Last week, I wrote about five hard truths facing Infosys after two bad quarters, essentially arguing that it had some of its old advantages as an employer as well as service provider in the global marketplace for IT services. The bigger question is not of India, because India’s IT future is secure as a hotbed of teeming programmers and developers with global firms such as Google, IBM and Accenture finding a second home here.

What is more critical is that of home-grown IT service providers. It must be said that the difference between Tata Consultancy Services, Wipro and Infosys is now more a matter of degree, and a year is enough for any of these companies to catch up each other.

So, the question is, what next for these companies?

Taking a leaf from Bollywood, which seems to be full of sequels these days, such as Jism 2 and Gangs of Wasseypur 2, it might pay for the world’s IT superpower to listen to the world’s most frenetic film industry. Here are five lessons, which, in true filmy style, I might call “takes”. My column, then, is a sequel to last week.

Take 1: Script first, actors later: Recent Bollywood hits have been led by directors, not superstars. India’s IT industry must learn to reward business model innovations not just for its clients, but for itself. Like each director has his/her own niche or specialisation, a clearer focus on its own strengths might work better.
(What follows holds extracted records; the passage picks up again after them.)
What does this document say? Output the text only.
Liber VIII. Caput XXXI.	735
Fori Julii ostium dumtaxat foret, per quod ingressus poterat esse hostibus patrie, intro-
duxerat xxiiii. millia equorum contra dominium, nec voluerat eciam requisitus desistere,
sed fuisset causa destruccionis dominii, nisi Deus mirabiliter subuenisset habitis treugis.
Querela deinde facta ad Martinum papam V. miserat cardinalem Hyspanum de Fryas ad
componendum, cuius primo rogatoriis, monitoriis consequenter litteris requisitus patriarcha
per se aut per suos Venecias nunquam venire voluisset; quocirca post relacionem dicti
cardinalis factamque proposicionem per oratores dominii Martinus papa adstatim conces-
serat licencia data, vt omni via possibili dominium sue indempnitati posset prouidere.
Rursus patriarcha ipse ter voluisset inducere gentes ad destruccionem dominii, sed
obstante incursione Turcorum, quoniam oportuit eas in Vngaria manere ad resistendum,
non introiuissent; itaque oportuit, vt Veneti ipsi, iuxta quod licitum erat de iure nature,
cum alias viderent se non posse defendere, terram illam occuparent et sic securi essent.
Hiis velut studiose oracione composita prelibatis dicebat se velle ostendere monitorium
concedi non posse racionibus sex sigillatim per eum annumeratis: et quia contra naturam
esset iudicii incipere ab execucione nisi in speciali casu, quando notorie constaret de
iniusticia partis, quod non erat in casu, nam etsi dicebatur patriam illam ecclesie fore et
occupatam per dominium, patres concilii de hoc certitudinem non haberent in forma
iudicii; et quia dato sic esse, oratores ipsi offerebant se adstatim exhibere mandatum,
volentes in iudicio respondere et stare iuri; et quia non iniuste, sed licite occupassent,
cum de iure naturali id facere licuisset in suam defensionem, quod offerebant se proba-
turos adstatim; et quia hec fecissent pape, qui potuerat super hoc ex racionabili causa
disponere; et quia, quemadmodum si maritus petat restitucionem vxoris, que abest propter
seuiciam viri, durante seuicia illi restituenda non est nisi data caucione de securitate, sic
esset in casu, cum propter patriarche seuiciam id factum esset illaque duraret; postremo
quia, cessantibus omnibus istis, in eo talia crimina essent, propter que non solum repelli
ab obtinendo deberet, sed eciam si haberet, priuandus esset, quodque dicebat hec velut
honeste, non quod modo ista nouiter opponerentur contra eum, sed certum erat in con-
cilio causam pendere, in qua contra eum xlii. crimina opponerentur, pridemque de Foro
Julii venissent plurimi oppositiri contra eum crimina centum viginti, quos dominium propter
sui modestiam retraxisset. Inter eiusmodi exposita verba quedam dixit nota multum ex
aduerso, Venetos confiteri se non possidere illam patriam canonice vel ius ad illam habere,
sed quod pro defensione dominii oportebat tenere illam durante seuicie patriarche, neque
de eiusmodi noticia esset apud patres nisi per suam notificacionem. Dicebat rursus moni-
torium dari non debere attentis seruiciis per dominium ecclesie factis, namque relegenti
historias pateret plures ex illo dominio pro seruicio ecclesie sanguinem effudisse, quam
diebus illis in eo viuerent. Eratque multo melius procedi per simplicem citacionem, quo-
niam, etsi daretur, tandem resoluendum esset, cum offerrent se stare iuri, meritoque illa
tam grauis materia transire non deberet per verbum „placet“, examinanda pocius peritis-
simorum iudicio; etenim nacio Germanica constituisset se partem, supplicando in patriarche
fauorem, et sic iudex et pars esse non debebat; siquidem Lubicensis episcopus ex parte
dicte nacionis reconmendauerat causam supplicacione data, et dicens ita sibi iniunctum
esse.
Take 2 : Don’t confuse producers with movies: Ekta Kapoor’s Balaji Motion Pictures has produced the pure mass entertainer The Dirty Picture, but it also produced Dibakar Banerjee’s Love, Sex aur Dhokha — a serious, niche arthouse film. They had different actors, different styles of promotion, and different themes — and budgets. For Indian IT, there should be a similar separation between high-end consulting and low-priced coding/solutions in managing teams and workflows.

Take 3: Don’t act weird in the name of innovation: This lesson comes from Ram Gopal Varma, who turned ultra-creative, but is no longer famous for hits. His version of Sholay was a box-office disaster. People love a Rohit Shetty, with his predictable comedies to a predictable audience, delivered with style and hype.

Take 4: Partner California — Anil Ambani’s Reliance ADAG is now an equal partner of Steven Spielberg’s DreamWorks studio. Hollywood is in California. So is the Silicon Valley. Guess where is the difference? There is a difference between a 50% partner and a service provider.

Take 5: Find  local stories — Bollywood is now making animation movies on Hanuman and Ganesha. Domestic IT and e-governance are to Indian IT the equivalents of a Superman or a Batman.

Indians understand Indian culture better, right?